The report noted changing policy priorities in Washington could lead to a disruption to the sector. Specifically, congressional reform of Fannie Mae and Freddie Mac–two important sources of small-balance financing–could cause an “adverse shock” to multifamily liquidity. But the report called this scenario “exceptionally unlikely” in the near- to medium-term.

National average cap rates for multifamily properties backed by small-balance loans increased less than five basis points during the second quarter, taking them to just over 6.1 percent, the report said. Cap rates have increased by 23 basis points since the 5.89 percent apparent low point for this cycle in second-quarter 2016.

Small-balance cap rates peaked at 7.60 percent just after the financial crisis. “While small-balance cap rates have increased over the last two years, they remain low by historic norms,” the report said. 

That limited increase in small-balance cap rates contrasts with the underlying interest rate environment, the report said. The 10-year Treasury has increased by nearly 140 basis points from its most recent quarterly low of 1.6 percent during third-quarter 2016. Meanwhile, the spread between small balance cap rates and the Treasury declined to its lowest level since 2008.

Leverage on small-balance loans has declined somewhat this year, reflecting the impact of mortgages held on balance sheets by regional and community banks, the report noted. The loan-to-value ratio on small-balance loans originated in the second quarter equaled 67.5 percent, down 70 basis points from a year ago, while LTVs for larger multifamily loans increased by 50 basis points, reflecting higher competitive pressures for larger assets. As a result, the LTV spread between small-balance loans and the larger multifamily market has increased since 2014, it said.

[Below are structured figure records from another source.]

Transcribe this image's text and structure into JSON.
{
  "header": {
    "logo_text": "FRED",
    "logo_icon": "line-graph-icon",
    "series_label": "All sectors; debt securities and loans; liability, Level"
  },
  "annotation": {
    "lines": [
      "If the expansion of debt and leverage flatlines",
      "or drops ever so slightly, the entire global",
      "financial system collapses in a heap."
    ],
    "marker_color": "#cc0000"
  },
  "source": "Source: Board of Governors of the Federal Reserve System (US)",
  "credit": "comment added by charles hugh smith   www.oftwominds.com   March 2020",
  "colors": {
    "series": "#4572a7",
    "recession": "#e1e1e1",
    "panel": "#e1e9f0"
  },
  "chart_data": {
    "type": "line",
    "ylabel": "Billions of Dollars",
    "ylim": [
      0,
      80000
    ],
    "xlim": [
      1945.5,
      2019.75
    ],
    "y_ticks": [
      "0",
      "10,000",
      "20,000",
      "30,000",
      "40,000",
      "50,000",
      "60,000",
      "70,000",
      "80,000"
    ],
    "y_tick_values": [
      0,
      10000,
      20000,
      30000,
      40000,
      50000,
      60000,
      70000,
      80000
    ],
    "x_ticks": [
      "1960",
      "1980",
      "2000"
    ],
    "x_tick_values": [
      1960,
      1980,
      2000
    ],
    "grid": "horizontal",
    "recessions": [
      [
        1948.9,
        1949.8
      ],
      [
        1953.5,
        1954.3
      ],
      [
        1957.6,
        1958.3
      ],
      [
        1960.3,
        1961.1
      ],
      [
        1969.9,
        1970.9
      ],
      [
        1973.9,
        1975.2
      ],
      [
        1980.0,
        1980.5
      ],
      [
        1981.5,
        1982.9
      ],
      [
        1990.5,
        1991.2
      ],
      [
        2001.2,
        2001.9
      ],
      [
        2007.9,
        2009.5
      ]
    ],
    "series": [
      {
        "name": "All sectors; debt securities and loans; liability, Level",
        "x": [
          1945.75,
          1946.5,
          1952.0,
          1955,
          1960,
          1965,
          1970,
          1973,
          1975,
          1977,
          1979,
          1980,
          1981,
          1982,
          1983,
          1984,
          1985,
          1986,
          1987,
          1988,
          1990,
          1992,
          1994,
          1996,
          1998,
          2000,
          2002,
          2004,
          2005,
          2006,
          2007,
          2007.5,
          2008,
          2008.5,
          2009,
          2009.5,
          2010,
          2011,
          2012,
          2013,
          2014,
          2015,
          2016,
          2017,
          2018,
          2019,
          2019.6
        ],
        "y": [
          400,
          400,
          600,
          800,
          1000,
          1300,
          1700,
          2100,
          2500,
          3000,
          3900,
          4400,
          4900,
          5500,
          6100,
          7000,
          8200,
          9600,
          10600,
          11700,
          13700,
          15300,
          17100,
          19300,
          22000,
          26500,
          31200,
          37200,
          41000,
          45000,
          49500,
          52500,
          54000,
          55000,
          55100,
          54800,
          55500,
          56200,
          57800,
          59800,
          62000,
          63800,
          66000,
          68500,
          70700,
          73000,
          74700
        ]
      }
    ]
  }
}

“While the broader real estate market has shown signs of softness, small-balance investment activity and liquidity have improved in part by this cycle’s increase in aggregate agency support,” the report said. “Barring a downturn in the economy (inevitable but not in the immediate future) or a policy misstep by the administration, the overall lending environment for small-cap properties is projected to remain healthy.”